When the entire above are effectively managed, the public will be protected from fraudulent acts of the company executives hence being able to make correct decisions from the up to date information of the company.
As for the case of Nortel Company, the remedy was to fire the existing executives at the time of the financial scandal. After which, Nortel acquired a new set of executives who revived the company that was slowly going down to closure. Despite the fact that the shareholders’ confidence had been previously shuttered, the company has fully regained with many shareholders and investors.
From the above discussion on the case study of Nortel Company, the importance of adherence to the accounting standards is clearly seen. Especially for the public entities who are obliged to publish their financial information at the end of each trading period, breach of accounting standards is unethical and illegal hence punishable by law.
This is depicted when the executives of Nortel and especially the financial officer decide to violate the GAAP regulations and publish wrong financial statements to give a false financial position of the company. When the case is taken to the court the executives are severely punished for causing huge losses to the investors and shareholders. This not only serves as a warning to other companies but it also revives the company from the bad public image it had created.

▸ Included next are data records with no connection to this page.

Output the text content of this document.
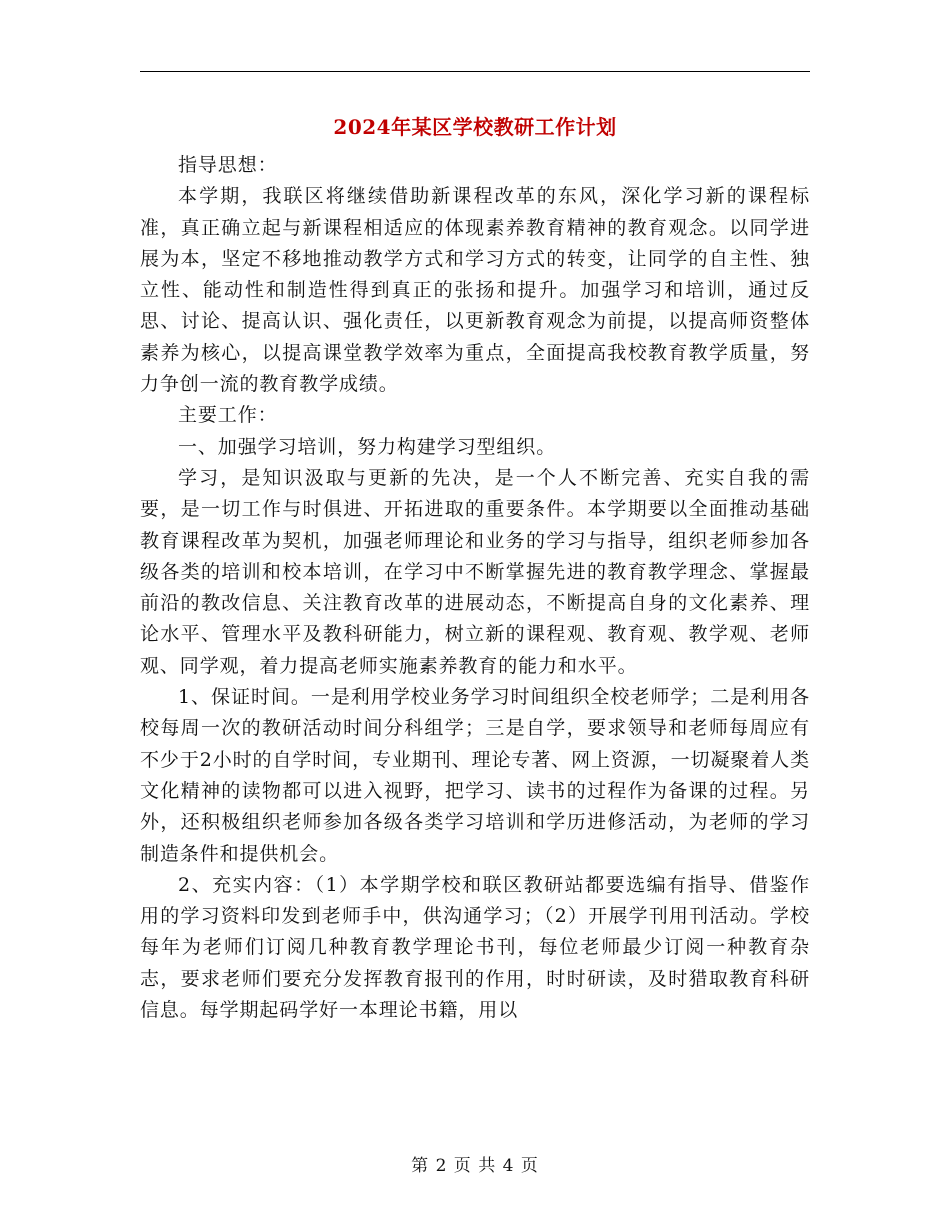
2024年某区学校教研工作计划

指导思想：

本学期，我联区将继续借助新课程改革的东风，深化学习新的课程标准，真正确立起与新课程相适应的体现素养教育精神的教育观念。以同学进展为本，坚定不移地推动教学方式和学习方式的转变，让同学的自主性、独立性、能动性和制造性得到真正的张扬和提升。加强学习和培训，通过反思、讨论、提高认识、强化责任，以更新教育观念为前提，以提高师资整体素养为核心，以提高课堂教学效率为重点，全面提高我校教育教学质量，努力争创一流的教育教学成绩。

主要工作：

一、加强学习培训，努力构建学习型组织。

学习，是知识汲取与更新的先决，是一个人不断完善、充实自我的需要，是一切工作与时俱进、开拓进取的重要条件。本学期要以全面推动基础教育课程改革为契机，加强老师理论和业务的学习与指导，组织老师参加各级各类的培训和校本培训，在学习中不断掌握先进的教育教学理念、掌握最前沿的教改信息、关注教育改革的进展动态，不断提高自身的文化素养、理论水平、管理水平及教科研能力，树立新的课程观、教育观、教学观、老师观、同学观，着力提高老师实施素养教育的能力和水平。

1、保证时间。一是利用学校业务学习时间组织全校老师学；二是利用各校每周一次的教研活动时间分科组学；三是自学，要求领导和老师每周应有不少于2小时的自学时间，专业期刊、理论专著、网上资源，一切凝聚着人类文化精神的读物都可以进入视野，把学习、读书的过程作为备课的过程。另外，还积极组织老师参加各级各类学习培训和学历进修活动，为老师的学习制造条件和提供机会。

2、充实内容：（1）本学期学校和联区教研站都要选编有指导、借鉴作用的学习资料印发到老师手中，供沟通学习；（2）开展学刊用刊活动。学校每年为老师们订阅几种教育教学理论书刊，每位老师最少订阅一种教育杂志，要求老师们要充分发挥教育报刊的作用，时时研读，及时猎取教育科研信息。每学期起码学好一本理论书籍，用以

第 2 页 共 4 页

As part of their punishment and follow up, the company is forced to restate its statements several times until the right image is portrayed. All the same, the problem regarding the misdeeds of Nortel Company is not as a result of auditors overlook or wrong report but it is the violation or breach of accounting standards that causes the financial scandals of the Company.
Since that time of the accounting fraud scandal and thereafter the punishment of the accused executives, the company has progressed well with lesser scandals to affect its operations.
It can thus be concluded that the problem of financial scandals in companies concerns the accounting regulation boards and the entire public. This is because if the public ignores the problem of accounting scandals, it will re-motivate some of today’s managers to use accounting for their own purposes. “It is thus important to keep in mind the schemes and their proper resolutions so as to avoid the loss of billions of dollars in wealth because of the accounting antics of yesteryear”(SEC, 2007, p. 1).
Young, N., Warfield, T. Weygandt, J., Wiecek, I, & Kieso, D. (2007). Intermediate accounting (8th ed.). Ontario, Canada: Wiley & Sons Ltd.